Neste quadro, toda a rede de apoiadores e legitimadores dos governos do PT se debate para entender porque o colaboracionismo de classes que praticaram resultou no atual desastre social brasileiro. Neste âmbito, a imprensa ex-governista é tão tosca, antipopular, moralista e economicista quanto a grande mídia neoliberal, pois - tal como em 2013 por ocasião das jornadas de junho - culpa as próprias classes populares por deixarem de dar crédito e legitimidade eleitoral ao PT e a suas políticas públicas supostamente virtuosas – veja-se (2).

O “golpe” como antídoto da “autocrítica”

O andar da conjuntura pós-impeachment já deixou evidente que o discurso do golpe se resumiu basicamente a uma operação de agitprop, bastante convincente para certos estratos sociais minoritários, visando reforçar a defesa do PT e de seus parceiros da “ex-querda” em crise (3). Não que Temer não deva ser identificado como golpista. Mas pouco ou nada restou das mobilizações contrárias ao “golpe”, centradas na defesa de Lula e no “Fica Dilma”. Os “comitês contra o golpe” espalhados por universidades brasileiras se extinguiram ou estão inoperantes.

Os sindicatos cutistas não fizeram greves ou mobilizações minimamente relevantes contra o impeachment. Quem se mobilizou de fato contra as medidas antipopulares do governo ilegítimo de Temer foram sindicatos que já estavam na linha de frente do combate às políticas precarizantes dos governos petistas, tais como o ANDES-SN, a FASUBRA e o SINASEFE, os quais entraram em greve em 2016 assim como tinham feito em 2012 e 2015. Foram estas grandes entidades da educação pública, junto com outras organizações e movimentos (como a CSP-CONLUTAS, o MTST etc.), as que efetivamente lutaram contra as PECs do Mal e da reforma do ensino médio. Mas não foram delas o protagonismo da resistência classista, e sim da juventude, por meio das massivas ocupações estudantis de universidades e escolas, luta construída conforme o legado das jornadas de junho de 2013.

Dois destaques

Primeiro, o fato de exclusivamente a oposição de esquerda (PSOL, PSTU, PCB, MAIS, coletivos autonomistas e anarquistas), atuante nos movimentos sociais e que recusou a domesticação de classe promovida por PT e CUT, ter mostrado capacidade de luta para enfrentar o governo Temer com mobilizações efetivas e radicalizadas, não apenas demonstrativas ou proclamatórias - como as da Frente Brasil Popular.
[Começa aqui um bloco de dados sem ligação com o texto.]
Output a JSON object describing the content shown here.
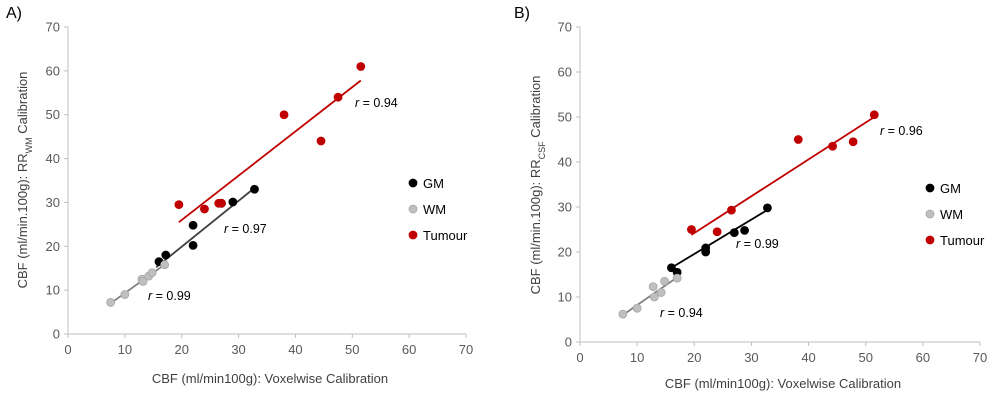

Segundo: a pauta da resistência dos trabalhadores e da juventude contra os ataques de todos os governos não tem sido a abstrata pauta “democrática” e burguesa em defesa do Estado de Direito, justificada pelo golpe que não houve (aliás, se estivéssemos sob uma ditadura, porque teríamos participado das eleições municipais? A esquerda honesta nunca corroborou regimes autoritários de direita).

Pelo contrário: a pauta das lutas atuais é socioeconômica, contra a retirada de direitos promovida pelo conservadorismo alimentado pela “progressista” conciliação de classes - sempre fadada ao fracasso no Brasil. Lutamos hoje, infelizmente ainda sem vitórias, também contra as reformas trabalhista e previdenciária. Trata-se de uma pauta classista por excelência, em defesa dos direitos dos trabalhadores, contra ataques mais fortes desferidos por Temer e companhia, os quais possuem seus antecedentes nos governos do PT (tais como a reforma da previdência de 2003 com Lula, a Lei Antiterrorista, o ajuste fiscal de Dilma etc.).

Por ora, desfeitos os sonhos de conciliação de classe promovidos pelos governos petistas, fica patente a deslegitimação social dos argumentos intelectuais dos ex-governistas. Suas explicações da terrível conjuntura que vivemos revelam a má-consciência ou o cinismo de quem se sabe responsável pela reação conservadora que sempre se segue a toda experiência populista. Porém, presos a seus interesses na gestão do capital via políticas públicas que operaram e ainda almejam (e a qual podem retornar com Lula em 2018), veem os fatos negarem cada vez mais seus prognósticos.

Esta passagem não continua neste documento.